# arrow-view-state
[](https://crates.io/crates/arrow-view-state)
[](https://docs.rs/arrow-view-state)
[](https://github.com/KoVal177/arrow-view-state/actions/workflows/ci.yml)
[](LICENSE-MIT)
[](https://blog.rust-lang.org/)
High-performance columnar permutation index and filter engine for Apache Arrow.
## Overview
`arrow-view-state` is a pure indexing engine — no I/O, no column names, no pagination, no
application state.

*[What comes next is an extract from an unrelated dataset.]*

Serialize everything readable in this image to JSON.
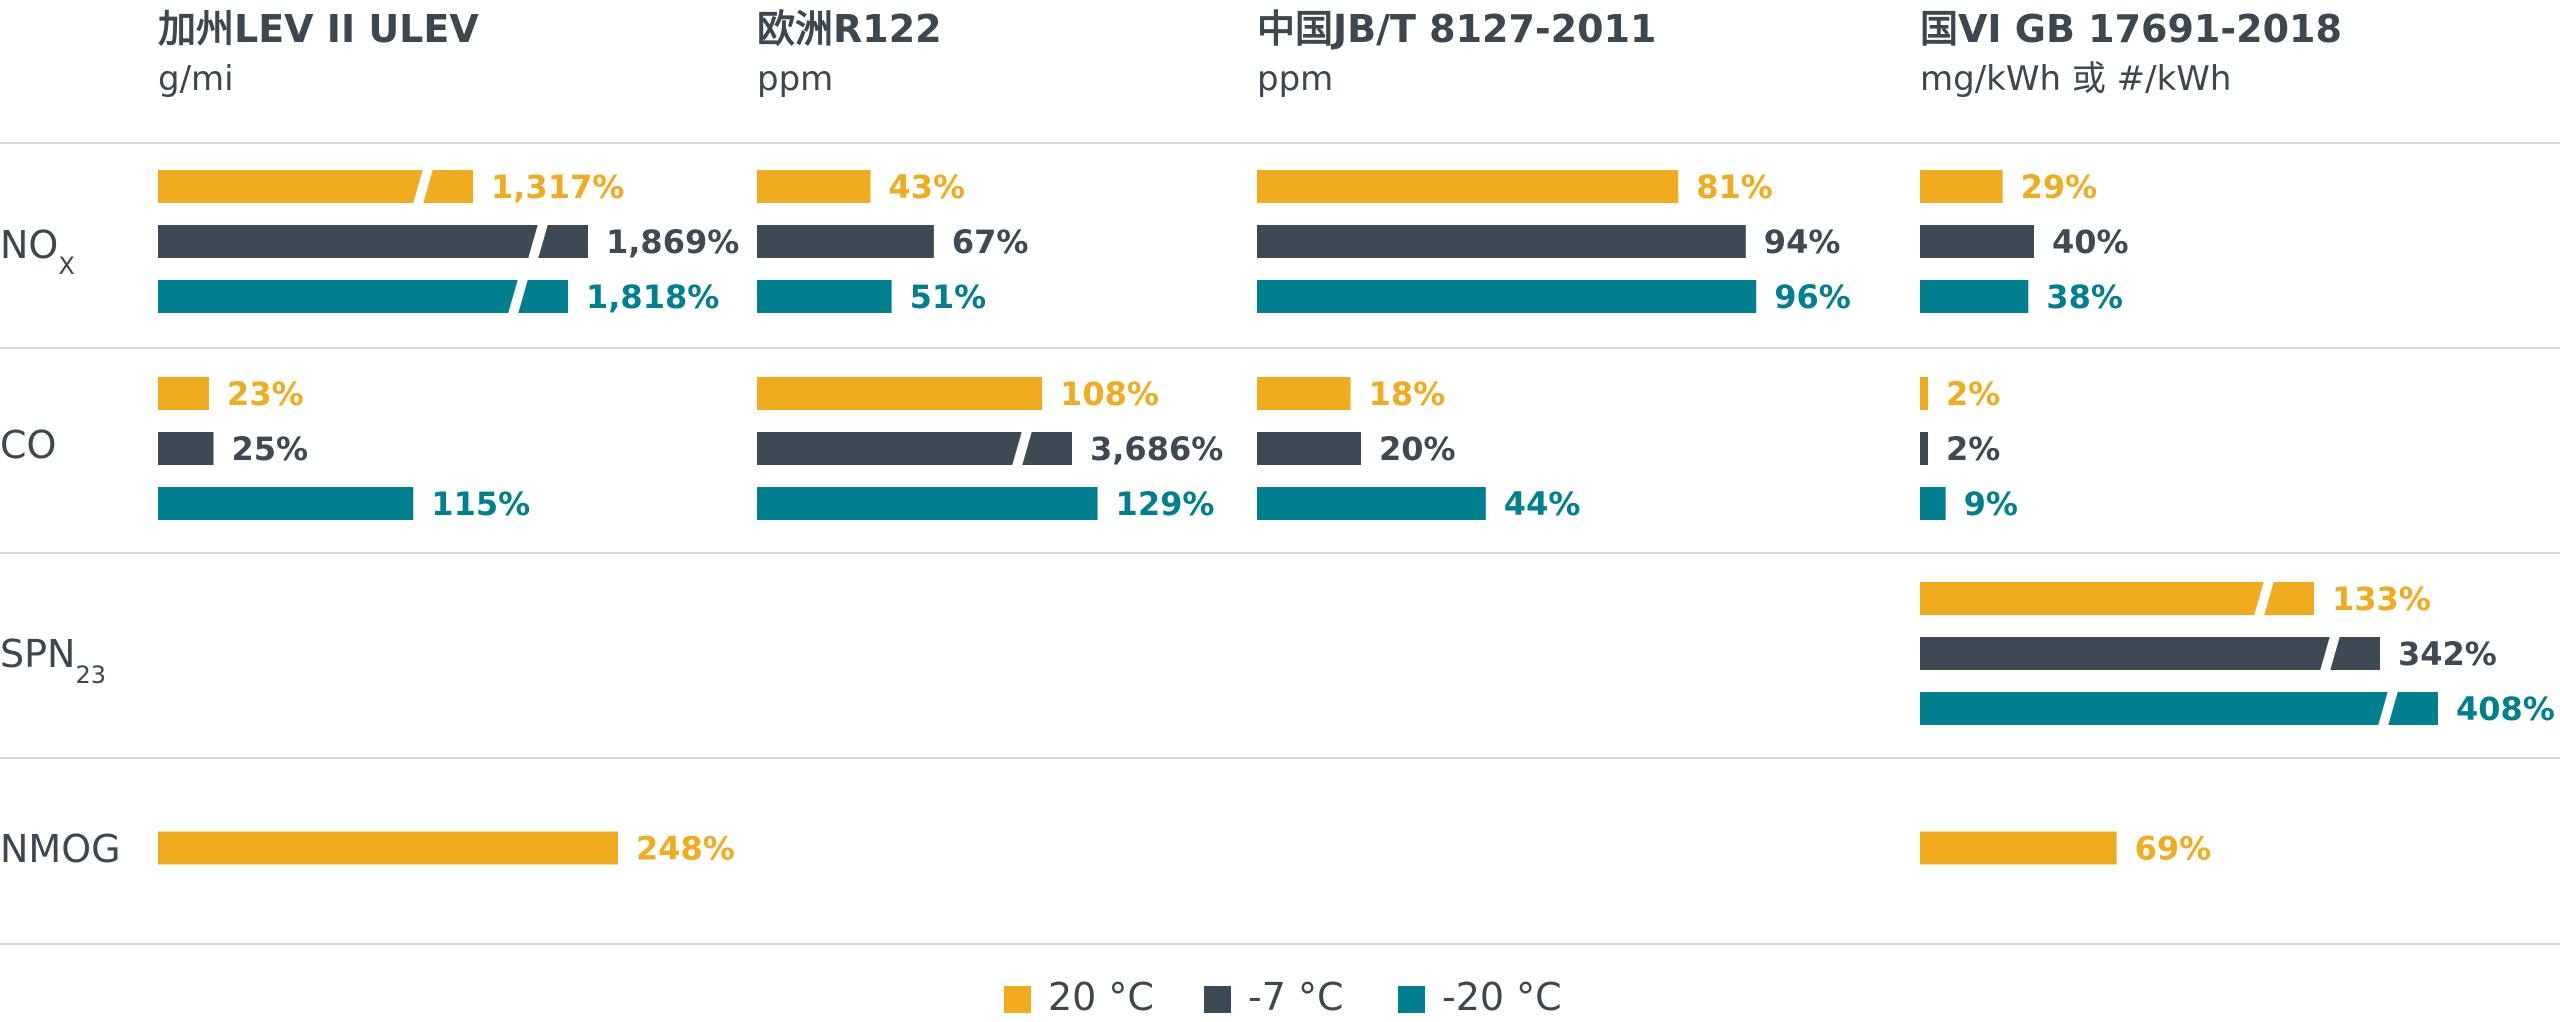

It separates *view-state computation* (sorting, filtering, selection) from
data access so that UI layers can reorder and filter millions of Arrow rows without copying
or rewriting the underlying `RecordBatch`es.
## Features
- **`SortBuilder`** — streaming multi-column sort; feed `RecordBatch`es one at a time, finish into a `PermutationIndex`
- **`PermutationIndex`** — virtual-to-physical row mapping; windowed reads, late materialisation
- **`FilterIndex`** — sparse filter backed by Roaring Bitmap with set algebra (`and`, `or`, `not`)

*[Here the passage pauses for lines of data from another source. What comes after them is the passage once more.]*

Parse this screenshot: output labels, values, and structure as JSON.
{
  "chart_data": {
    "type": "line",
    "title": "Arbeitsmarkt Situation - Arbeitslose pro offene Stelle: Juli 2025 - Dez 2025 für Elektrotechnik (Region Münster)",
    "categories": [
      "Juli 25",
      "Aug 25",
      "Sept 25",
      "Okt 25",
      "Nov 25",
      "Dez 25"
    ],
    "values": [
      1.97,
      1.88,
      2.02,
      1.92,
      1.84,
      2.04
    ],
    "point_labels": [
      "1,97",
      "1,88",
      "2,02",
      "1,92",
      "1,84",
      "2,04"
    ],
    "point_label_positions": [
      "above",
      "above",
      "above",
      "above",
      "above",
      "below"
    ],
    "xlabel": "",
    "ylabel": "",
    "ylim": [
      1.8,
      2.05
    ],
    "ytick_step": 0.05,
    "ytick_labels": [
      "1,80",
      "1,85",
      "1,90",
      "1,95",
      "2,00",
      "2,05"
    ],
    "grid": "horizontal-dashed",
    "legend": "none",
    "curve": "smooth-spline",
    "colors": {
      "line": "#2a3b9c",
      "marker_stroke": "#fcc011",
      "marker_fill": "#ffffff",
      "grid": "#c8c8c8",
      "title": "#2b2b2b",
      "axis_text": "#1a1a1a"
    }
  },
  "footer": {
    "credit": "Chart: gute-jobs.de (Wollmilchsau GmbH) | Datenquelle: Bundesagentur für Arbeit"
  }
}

- **`PhysicalSelection`** — physical row IDs ready for Arrow `take` or Parquet row-selection pushdown
- **Parallel argsort** via Rayon (optional, default-on)
- **Memory-mapped storage** for large indices that exceed RAM (`persist` feature)

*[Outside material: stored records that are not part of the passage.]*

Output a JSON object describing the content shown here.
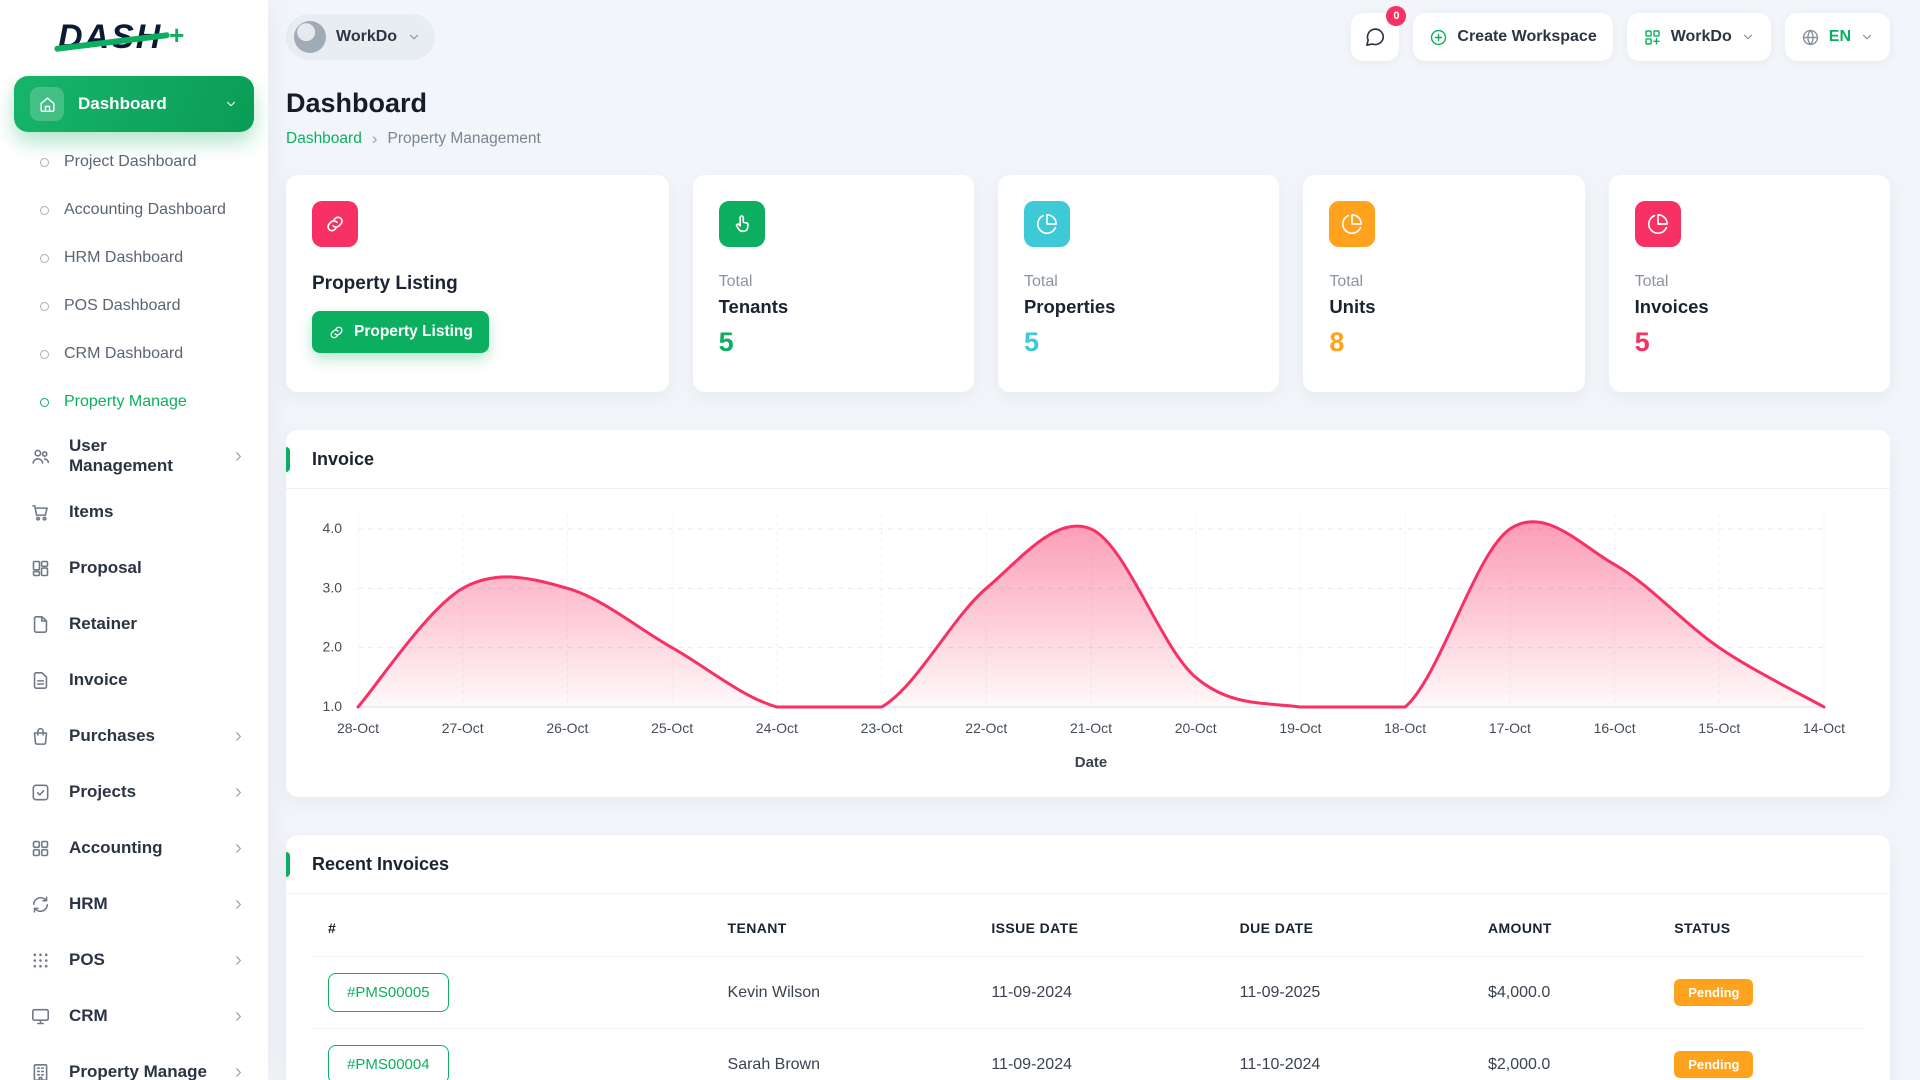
{
  "colors": {
    "primary": "#0caf60",
    "secondary": "#f73164",
    "info": "#3ec9d6",
    "warning": "#ffa21d"
  },
  "brand": {
    "logo": "DASH"
  },
  "topbar": {
    "workspace_switcher": "WorkDo",
    "messages_count": "0",
    "create_workspace": "Create Workspace",
    "app_menu": "WorkDo",
    "language": "EN"
  },
  "sidebar": {
    "dashboard_group": "Dashboard",
    "dashboard_children": [
      {
        "label": "Project Dashboard"
      },
      {
        "label": "Accounting Dashboard"
      },
      {
        "label": "HRM Dashboard"
      },
      {
        "label": "POS Dashboard"
      },
      {
        "label": "CRM Dashboard"
      },
      {
        "label": "Property Manage",
        "active": true
      }
    ],
    "groups": [
      {
        "label": "User Management",
        "icon": "users-icon",
        "expandable": true
      },
      {
        "label": "Items",
        "icon": "cart-icon",
        "expandable": false
      },
      {
        "label": "Proposal",
        "icon": "kanban-icon",
        "expandable": false
      },
      {
        "label": "Retainer",
        "icon": "document-icon",
        "expandable": false
      },
      {
        "label": "Invoice",
        "icon": "invoice-icon",
        "expandable": false
      },
      {
        "label": "Purchases",
        "icon": "bag-icon",
        "expandable": true
      },
      {
        "label": "Projects",
        "icon": "check-square-icon",
        "expandable": true
      },
      {
        "label": "Accounting",
        "icon": "grid-icon",
        "expandable": true
      },
      {
        "label": "HRM",
        "icon": "sync-icon",
        "expandable": true
      },
      {
        "label": "POS",
        "icon": "dots-grid-icon",
        "expandable": true
      },
      {
        "label": "CRM",
        "icon": "monitor-icon",
        "expandable": true
      },
      {
        "label": "Property Manage",
        "icon": "building-icon",
        "expandable": true
      }
    ]
  },
  "page": {
    "title": "Dashboard",
    "breadcrumb_home": "Dashboard",
    "breadcrumb_current": "Property Management"
  },
  "property_listing_card": {
    "title": "Property Listing",
    "button": "Property Listing",
    "icon": "link-icon",
    "icon_bg": "#f73164"
  },
  "stat_cards": [
    {
      "prefix": "Total",
      "label": "Tenants",
      "value": "5",
      "color": "#0caf60",
      "icon": "hand-icon"
    },
    {
      "prefix": "Total",
      "label": "Properties",
      "value": "5",
      "color": "#3ec9d6",
      "icon": "pie-chart-icon"
    },
    {
      "prefix": "Total",
      "label": "Units",
      "value": "8",
      "color": "#ffa21d",
      "icon": "pie-chart-icon"
    },
    {
      "prefix": "Total",
      "label": "Invoices",
      "value": "5",
      "color": "#f73164",
      "icon": "pie-chart-icon"
    }
  ],
  "invoice_chart": {
    "title": "Invoice"
  },
  "chart_data": {
    "type": "area",
    "title": "Invoice",
    "x": [
      "28-Oct",
      "27-Oct",
      "26-Oct",
      "25-Oct",
      "24-Oct",
      "23-Oct",
      "22-Oct",
      "21-Oct",
      "20-Oct",
      "19-Oct",
      "18-Oct",
      "17-Oct",
      "16-Oct",
      "15-Oct",
      "14-Oct"
    ],
    "series": [
      {
        "name": "Invoice",
        "values": [
          1,
          3,
          3,
          2,
          1,
          1,
          3,
          4,
          1.5,
          1,
          1,
          4,
          3.4,
          2,
          1
        ]
      }
    ],
    "xlabel": "Date",
    "ylabel": "",
    "ylim": [
      1,
      4
    ],
    "yticks": [
      "1.0",
      "2.0",
      "3.0",
      "4.0"
    ],
    "line_color": "#f73164",
    "grid": true,
    "legend": "none"
  },
  "recent_invoices": {
    "title": "Recent Invoices",
    "columns": [
      "#",
      "TENANT",
      "ISSUE DATE",
      "DUE DATE",
      "AMOUNT",
      "STATUS"
    ],
    "rows": [
      {
        "id": "#PMS00005",
        "tenant": "Kevin Wilson",
        "issue_date": "11-09-2024",
        "due_date": "11-09-2025",
        "amount": "$4,000.0",
        "status": "Pending"
      },
      {
        "id": "#PMS00004",
        "tenant": "Sarah Brown",
        "issue_date": "11-09-2024",
        "due_date": "11-10-2024",
        "amount": "$2,000.0",
        "status": "Pending"
      }
    ]
  }
}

- **Hash index** for O(1) equality lookups (`hash-index` feature)
- **Inverted index** for token-based text search (`inverted-index` feature)
- **SIMD predicate evaluation** via `arrow-ord` (`evaluate` feature)
## Installation
```toml
[dependencies]
arrow-view-state = "0.1"
```
For WASM or minimal builds, disable the default `parallel` feature:
```toml
arrow-view-state = { version = "0.1", default-features = false }
```
## Quick Start
```rust
use std::sync::Arc;
use arrow_array::{ArrayRef, Int64Array, StringArray, RecordBatch};
use arrow_schema::{Schema, Field, DataType, SortOptions};
use arrow_row::SortField;
use arrow_view_state::{SortBuilder, FilterIndex};
let schema = Arc::new(Schema::new(vec![
Field::new("name", DataType::Utf8, false),
Field::new("value", DataType::Int64, false),
]));
let batch = RecordBatch::try_new(schema.clone(), vec![
Arc::new(StringArray::from(vec!["B", "A", "B", "A"])) as ArrayRef,
Arc::new(Int64Array::from(vec![10, 20, 30, 40])) as ArrayRef,
]).unwrap();
// Sort by name asc, then value desc.
let fields = vec![
SortField::new(DataType::Utf8),
SortField::new_with_options(
DataType::Int64,
SortOptions { descending: true, nulls_first: true },
),
];
let mut builder = SortBuilder::new(fields);
builder.push(&[batch.column(0).clone(), batch.column(1).clone()]).unwrap();
let sorted = builder.finish().unwrap();
let range = sorted.read_range(0, 2); // windowed read
let filter = FilterIndex::from_ids([0, 2]);
let filtered = filter.apply_to_permutation(&sorted); // sparse filter
let selection = sorted.to_physical_selection(0..2); // late materialisation
```
## Examples
See [`EXAMPLES.md`](EXAMPLES.md) for annotated walkthroughs.
| [Sort & Window](EXAMPLES.md#sort--window) | Multi-column sort, windowed read, late materialisation |
| [Filter Algebra](EXAMPLES.md#filter-algebra) | Composing `FilterIndex` with `and` / `or` / `not` |
| [Persist to Disk](EXAMPLES.md#persist-to-disk) | Save and reload a `PermutationIndex` via the `persist` feature |
## Feature Flags
| `parallel` | ✓ | Parallel argsort via Rayon |
| `evaluate` | | SIMD predicate evaluation → `FilterIndex` via `arrow-ord` |
| `hash-index` | | O(1) equality lookup index |
| `inverted-index` | | Token-based text search index |
| `mmap` | | Memory-mapped temp storage for large sorts |
| `persist` | | Save/load indices to disk (implies `mmap`) |
| `full` | | All of the above |
## Further Reading
- [Index Types in Depth](docs/index-types.md)
- [Feature Flags Reference](docs/feature-flags.md)
## MSRV
Minimum supported Rust version: **1.94** (edition 2024).
## Contributing
See [CONTRIBUTING.md](CONTRIBUTING.md).
## License
Licensed under either of [MIT](LICENSE-MIT) or [Apache-2.0](LICENSE-APACHE) at your option.